In 2020 the Happen films crew, Jordan and Antoinette, came to film how we have transformed our degraded soils using Syntropic Agroforestry practices.

Banana Republic - by Country Calander

In 2019 the Country Calendar (NZ's longest showing TV program) captured our story as a family living with the land.

Creating a Food Forest - by Te Hiku Media

After installing a 200sqm educational food forest on Seans Papakainga (family land) as a community event, Frida, Sean and his close whānau were interviewed with Maori TV, on Dec 2020, on the philosophy of this way of growing food.

PermaDyamics Over the Years

 
PermaDynamics stands for our approach of integrating permaculture and Syntropic Agroforestry and has since encompassed our permanently dynamic nature. As a team, a business and a family, we are in a constant flow, like a living organism. 

Our family

Klaus and Vanessa met in Bolivia, South America. Vanessa worked for an NGO to empower indigenous women's co-operatives, while Klaus learned with Ernst Götsch, the founder of Syntropic Agroforestry, in the early 80s in Brazil. He then worked alongside local subsistence farmers, encouraging regenerative agricultural practices. 

Both Josh and Frida were born and grew up in Bolivia. In 2003 our family moved to Aotearoa and found our feet in a rural community in Te Tai Tokerau. This is where Vanessa began sharing her health expertise and Klaus taught permaculture and translated the key Syntropic Agroforestry concepts to a NZ context combining the two practices into what would soon become the 'PermaDynamics' approach. 

Fast forward to 2016, Frida and her former partner, Matt Dami, travelled South East Asia and Tasmania experiencing and researching different farming techniques, and then returned to the family land with the desire to start up a regenerative education center. And so, PermaDynamics family business was created. 

Josh later joined the business after completing his Masters in Fine Arts at Elam. His creative talents and ability to streamline systems facilitated us to expand our operations and outreach.  

In 2018 Mathilde, a passionate organic market gardener from France, joined our team. She and Josh married in 2021. With her inexhaustible enthusiasm for organic gardening she is now providing our wider community with weekly nutrient dense produce boxes. 

Most recently, Sean has brought in his Te Ao Māori culture, passion for community projects and food sovereignty. Together with Frida they install educational food forests. They are soon to be parents in Summer. 

As our family expands and develops our regenerative way of life, we are thrilled to see the momentum for dramatically regenerating landscapes grow across Aotearoa and abroad. 
 
The land

Just like most of Northland, our soils are degraded, previously deforested and then intensively grazed steep clay slopes. The dramatic transformation from this marginal non-arable land to its current fertile soils, producing a high diversity and abundance of produce, is a living example of the power of Syntropic Agroforestry.
 
Our main syntropic food forest is two acres and home to over 350 different plant species, consisting of a diversity of fruit, nut, biomass and native trees. It also harbours an orchestra of bird life that have flourished in the rich diversity.
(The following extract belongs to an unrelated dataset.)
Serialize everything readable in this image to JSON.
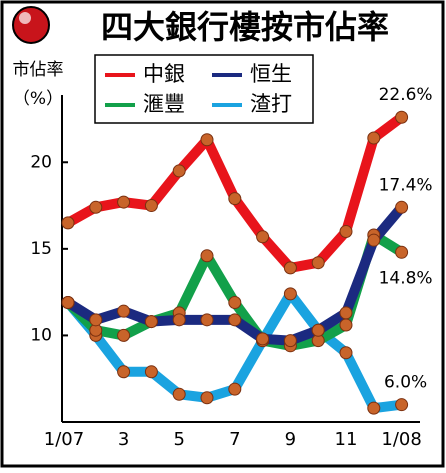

Along our more fertile flats, we have a no-till, organic market garden interspersed with syntropic tree rows and various examples of temperate syntropic orchards. We have also applied these principles to our many riparian zones around the farm.
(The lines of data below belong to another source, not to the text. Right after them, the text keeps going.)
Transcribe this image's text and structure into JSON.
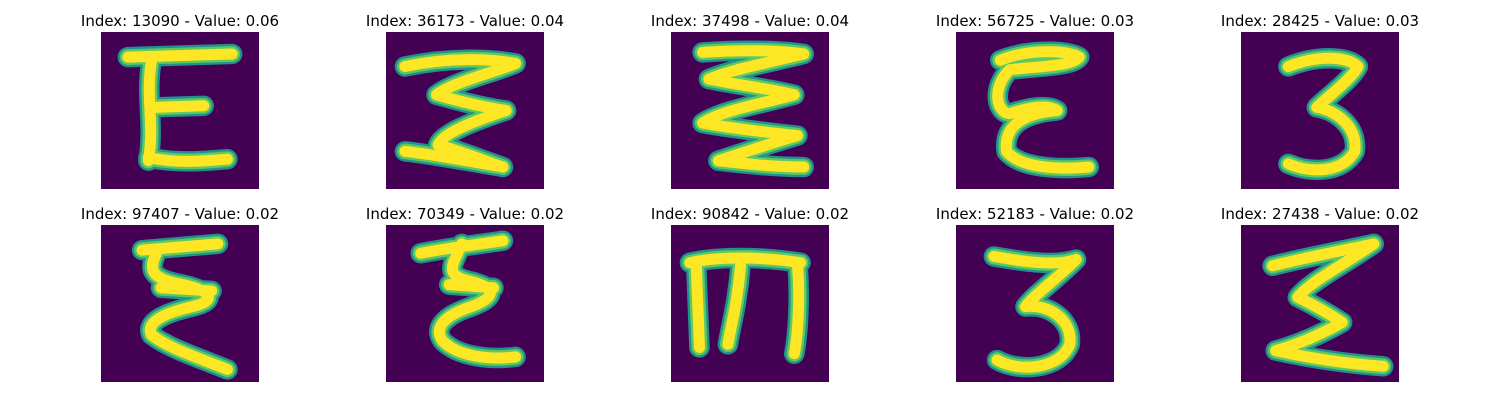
{
  "palette": {
    "background": "#440154",
    "stroke_low": "#21918c",
    "stroke_mid": "#5ec962",
    "stroke_high": "#fde725"
  },
  "samples": [
    {
      "caption": "Index: 13090 - Value: 0.06",
      "glyph": "E"
    },
    {
      "caption": "Index: 36173 - Value: 0.04",
      "glyph": "Z-like three"
    },
    {
      "caption": "Index: 37498 - Value: 0.04",
      "glyph": "zigzag three"
    },
    {
      "caption": "Index: 56725 - Value: 0.03",
      "glyph": "E"
    },
    {
      "caption": "Index: 28425 - Value: 0.03",
      "glyph": "3"
    },
    {
      "caption": "Index: 97407 - Value: 0.02",
      "glyph": "zigzag E"
    },
    {
      "caption": "Index: 70349 - Value: 0.02",
      "glyph": "zigzag E"
    },
    {
      "caption": "Index: 90842 - Value: 0.02",
      "glyph": "m"
    },
    {
      "caption": "Index: 52183 - Value: 0.02",
      "glyph": "3"
    },
    {
      "caption": "Index: 27438 - Value: 0.02",
      "glyph": "sigma"
    }
  ]
}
We have an array of permaculture systems functionally interwoven together; a massive greenhouse, workshop, animal overnight stables, compost systems, mushroom production stations, wood fired fruit dryer, various earth buildings and teaching spaces. We also have a tree nursery supplying start up food forest growing material. 

Our highly dynamic permaculture way of living with the land, leaves us all with a richness only a reciprocal relationship with nature can instil. It is the backbone of our farm, and what we hope to inspire in others, so together we can co-create a more harmonious world.